McGranahan noted, "We see significant opportunities for us to be able to move money faster with greater transparency and at lower cost without compromising compliance or customer trust." He highlighted strong demand for last-mile stablecoin delivery in regions with limited bank access, and the pilot focuses on leveraging on-chain rails to shorten settlement windows and improve capital efficiency. Western Union processes around 70 million transfers per quarter across over 200 countries, and this initiative could benefit customers in high-inflation areas by offering US dollar-denominated assets to preserve purchasing power.

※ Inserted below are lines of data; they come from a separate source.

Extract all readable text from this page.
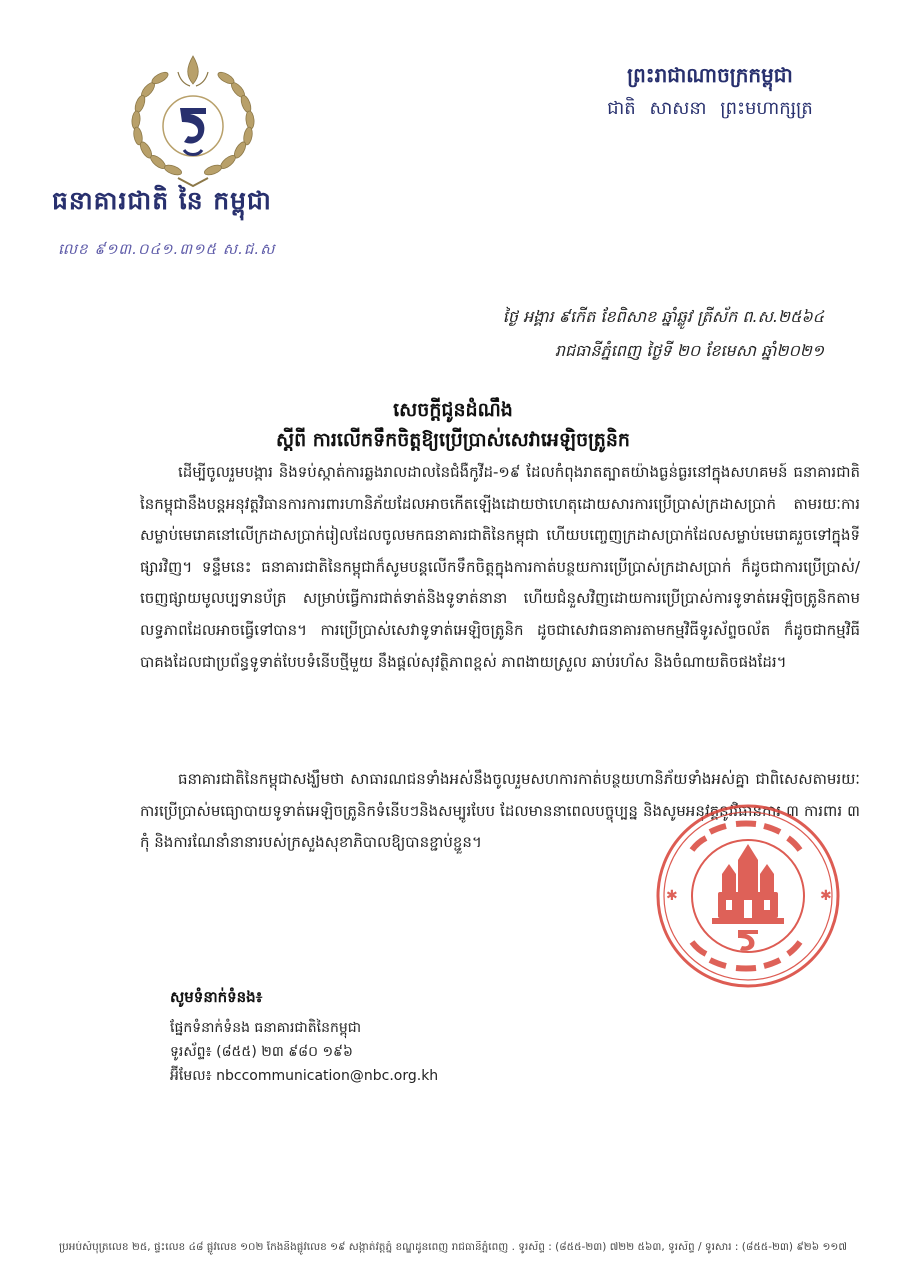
ធនាគារជាតិ នៃ កម្ពុជា
លេខ ៩១៣.០៤១.៣១៥ ស.ជ.ស
ព្រះរាជាណាចក្រកម្ពុជា
ជាតិ សាសនា ព្រះមហាក្សត្រ
ថ្ងៃ អង្គារ ៩កើត ខែពិសាខ ឆ្នាំឆ្លូវ ត្រីស័ក ព.ស.២៥៦៤
រាជធានីភ្នំពេញ ថ្ងៃទី ២០ ខែមេសា ឆ្នាំ២០២១
សេចក្តីជូនដំណឹង
ស្តីពី ការលើកទឹកចិត្តឱ្យប្រើប្រាស់សេវាអេឡិចត្រូនិក
ដើម្បីចូលរួមបង្ការ និងទប់ស្កាត់ការឆ្លងរាលដាលនៃជំងឺកូវីដ-១៩ ដែលកំពុងរាតត្បាតយ៉ាងធ្ងន់ធ្ងរនៅក្នុងសហគមន៍ ធនាគារជាតិនៃកម្ពុជានឹងបន្តអនុវត្តវិធានការការពារហានិភ័យដែលអាចកើតឡើងដោយថាហេតុដោយសារការប្រើប្រាស់ក្រដាសប្រាក់ តាមរយៈការសម្លាប់មេរោគនៅលើក្រដាសប្រាក់រៀលដែលចូលមកធនាគារជាតិនៃកម្ពុជា ហើយបញ្ចេញក្រដាសប្រាក់ដែលសម្លាប់មេរោគរួចទៅក្នុងទីផ្សារវិញ។ ទន្ទឹមនេះ ធនាគារជាតិនៃកម្ពុជាក៏សូមបន្តលើកទឹកចិត្តក្នុងការកាត់បន្ថយការប្រើប្រាស់ក្រដាសប្រាក់ ក៏ដូចជាការប្រើប្រាស់/ចេញផ្សាយមូលប្បទានប័ត្រ សម្រាប់ធ្វើការជាត់ទាត់និងទូទាត់នានា ហើយជំនួសវិញដោយការប្រើប្រាស់ការទូទាត់អេឡិចត្រូនិកតាមលទ្ធភាពដែលអាចធ្វើទៅបាន។ ការប្រើប្រាស់សេវាទូទាត់អេឡិចត្រូនិក ដូចជាសេវាធនាគារតាមកម្មវិធីទូរស័ព្ទចល័ត ក៏ដូចជាកម្មវិធីបាគងដែលជាប្រព័ន្ធទូទាត់បែបទំនើបថ្មីមួយ នឹងផ្តល់សុវត្ថិភាពខ្ពស់ ភាពងាយស្រួល ឆាប់រហ័ស និងចំណាយតិចផងដែរ។
ធនាគារជាតិនៃកម្ពុជាសង្ឃឹមថា សាធារណជនទាំងអស់នឹងចូលរួមសហការកាត់បន្ថយហានិភ័យទាំងអស់គ្នា ជាពិសេសតាមរយៈការប្រើប្រាស់មធ្យោបាយទូទាត់អេឡិចត្រូនិកទំនើបៗនិងសម្បូរបែប ដែលមាននាពេលបច្ចុប្បន្ន និងសូមអនុវត្តនូវវិធានការ ៣ ការពារ ៣ កុំ និងការណែនាំនានារបស់ក្រសួងសុខាភិបាលឱ្យបានខ្ជាប់ខ្ជួន។
✱	✱
សូមទំនាក់ទំនង៖
ផ្នែកទំនាក់ទំនង ធនាគារជាតិនៃកម្ពុជា
ទូរស័ព្ទ៖ (៨៥៥) ២៣ ៩៨០ ១៩៦
អ៊ីមែល៖ nbccommunication@nbc.org.kh
ប្រអប់សំបុត្រលេខ ២៥, ផ្ទះលេខ ៤៨ ផ្លូវលេខ ១០២ កែងនឹងផ្លូវលេខ ១៩ សង្កាត់វត្តភ្នំ ខណ្ឌដូនពេញ រាជធានីភ្នំពេញ . ទូរស័ព្ទ : (៨៥៥-២៣) ៧២២ ៥៦៣, ទូរស័ព្ទ / ទូរសារ : (៨៥៥-២៣) ៩២៦ ១១៧
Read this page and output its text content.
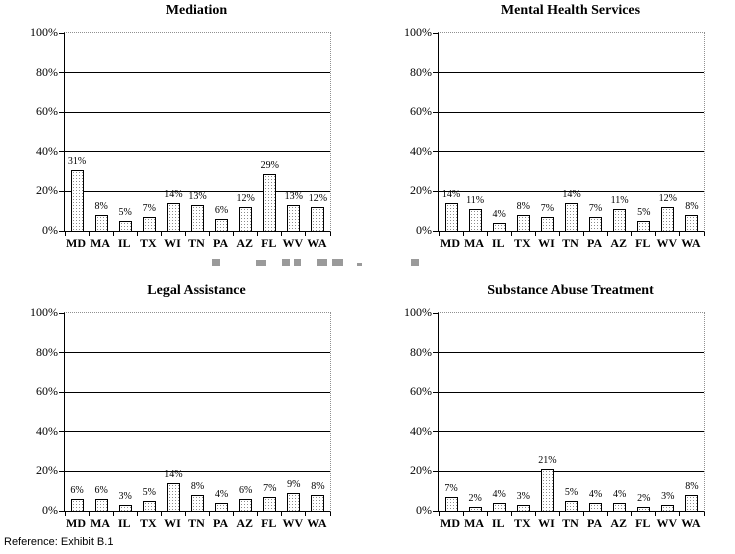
Mediation
0%
20%
40%
60%
80%
100%
31%
8%
5%	7%
14% 13%
6%
12%
29%
13% 12%
MD MA IL TX WI TN PA AZ FL WV WA
Mental Health Services
0%
20%
40%
60%
80%
100%
14%
11%
4%
8%	7%
14%
7%
11%
5%
12%
8%
MD MA IL TX WI TN PA AZ FL WV WA
Legal Assistance
0%
20%
40%
60%
80%
100%
6%	6%
3%	5%
14%
8%
4%	6%	7%	9%	8%
MD MA IL TX WI TN PA AZ FL WV WA
Substance Abuse Treatment
0%
20%
40%
60%
80%
100%
7%
2%	4%	3%
21%
5%	4%	4%	2%	3%
8%
MD MA IL TX WI TN PA AZ FL WV WA
Reference: Exhibit B.1
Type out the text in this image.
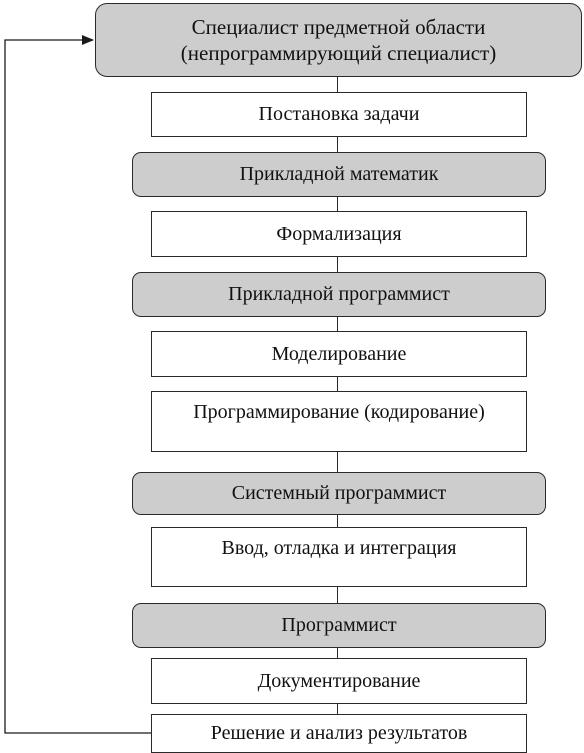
Специалист предметной области
(непрограммирующий специалист)
Постановка задачи
Прикладной математик
Формализация
Прикладной программист
Моделирование
Программирование (кодирование)
Системный программист
Ввод, отладка и интеграция
Программист
Документирование
Решение и анализ результатов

The shift follows the passage of the GENIUS Act in July, which has spurred stablecoin adoption, with the market cap exceeding $300 billion and annualized settlement volumes hitting $118 billion as of August. Experts like Omar Kanji from Dragonfly VC suggest that if successful, Western Union could become an acquisition target for crypto-native firms. Chuk Okpalugo, former Paxos product lead, views the long-term goal as a "financial super-app" where users can access savings, credit, and investments within the app.
Competitors are also advancing; MoneyGram is rolling out a crypto app in Colombia using Circle's USDC stablecoin, and Zelle's parent company is integrating stablecoins for cross-border transactions. This broader trend underscores institutional adoption, with the stablecoin market projected to reach $2 trillion by 2028.